/ 8 March 2015

Nzimande: Defeat EFF’s anarchy and neo-fascist behaviour

Blade Nzimande wants communication to flow through the respective vice-chancellors.
Higher Education, Science and Innovation Minister Blade Nzimande.

Government and the ANC-alliance must take a firm stand against “hooligan” and “neo-fascist” Economic Freedom Fighters (EFF), the South African Communist Party (SACP) said on Sunday.

“We have to counter very firmly this proto-fascist anarchic behavior and we hope the media also will see the light and stop calling this anarchy robustness,” the party’s general secretary, Blade Nzimande, said at a press briefing.

He was speaking after the conclusion of the SACP central committee’s first quarterly plenary session in Johannesburg. The session addressed “disunity” within Cosatu; “energy challenges”, and the “transformational responsibilities of [Cosatu] affiliates in the sectors in which they organise” among other things.

“We support what happened during the State of Nation Address. If the EFF repeats that [then] as far as we are concerned they must be chucked out like what happened last time,” Nzimande said.

Sona disruption
On instruction from national speaker Balete Mbete, parliamentary service officers forcibly removed EFF members from Parliament during the State of the Nation Address in February. The EFF had disrupted President Jacob Zuma’s address by demanding to know when Zuma is going to pay back the money towards the costs of security upgrades at his homestead in Nkandla, deemed by the Public Protector to have unfairly benefited him and his family. 

Nzimande said this behavior was not in the “interest of development of our country”.

“…as the communist party working with our allies we must be on the ground to mobilise continuously [and] work with our communities to be able to isolate and defeat this anarchy and neo-fascist behavior.”

He said behavior like this was “cheap populism that’s not going to take us anywhere”.

The Mail & Guardian was not able to reach the EFF for comment at the time of publishing.

EFF ‘undermines workings of Parliament’
The party’s first deputy general secretary, Jeremy Cronin, also criticised the EFF, referring to them as, “certain elements that wear gumboots and hard hats and so forth in Parliament”.

“The democratic space of Parliament is actually extremely important … It has two critical areas of importance … It’s a space in which the executive needs to account for how its spending … taxpayers money.
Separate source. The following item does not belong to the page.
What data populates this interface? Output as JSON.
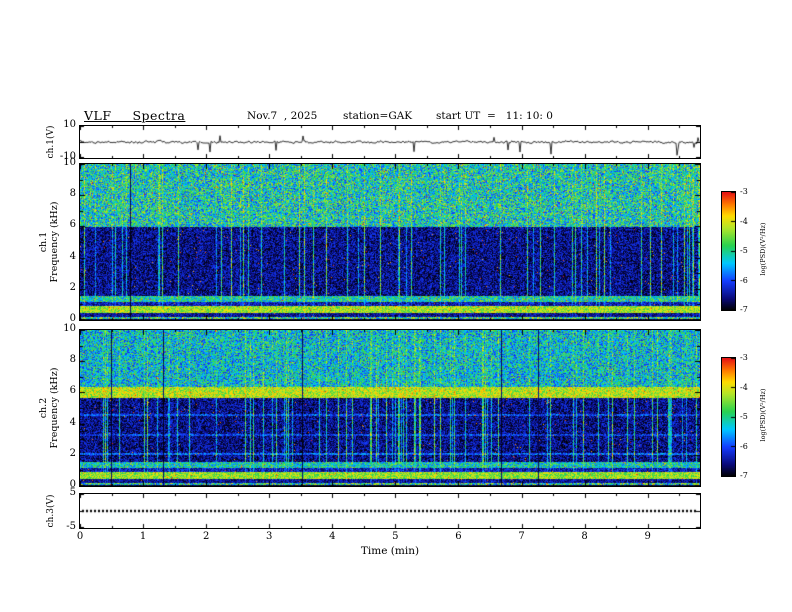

But the second important role of Parliament is for a democratic majority to be able to implement in legislation and in policy development the mandate that its got from the majority of South Africans,” he said.

The EFF, he said, “undermined and hobbled the workings of Parliament”.

He said the EFF is “disrupting the procedures of Parliament for their own theatrical purposes and in fact the previous occasion where there was serious disruption was [when] … the president was being asked questions and a United Democratic Front member was prevented from asking a follow up question by the disruption”.

“I’m not suggesting like some stupid amateurish intelligent, or not intelligent [people are]… that Malema is some imperialist agent but unwittingly, this kind of behavior does undermine democratic sovereignty in South Africa.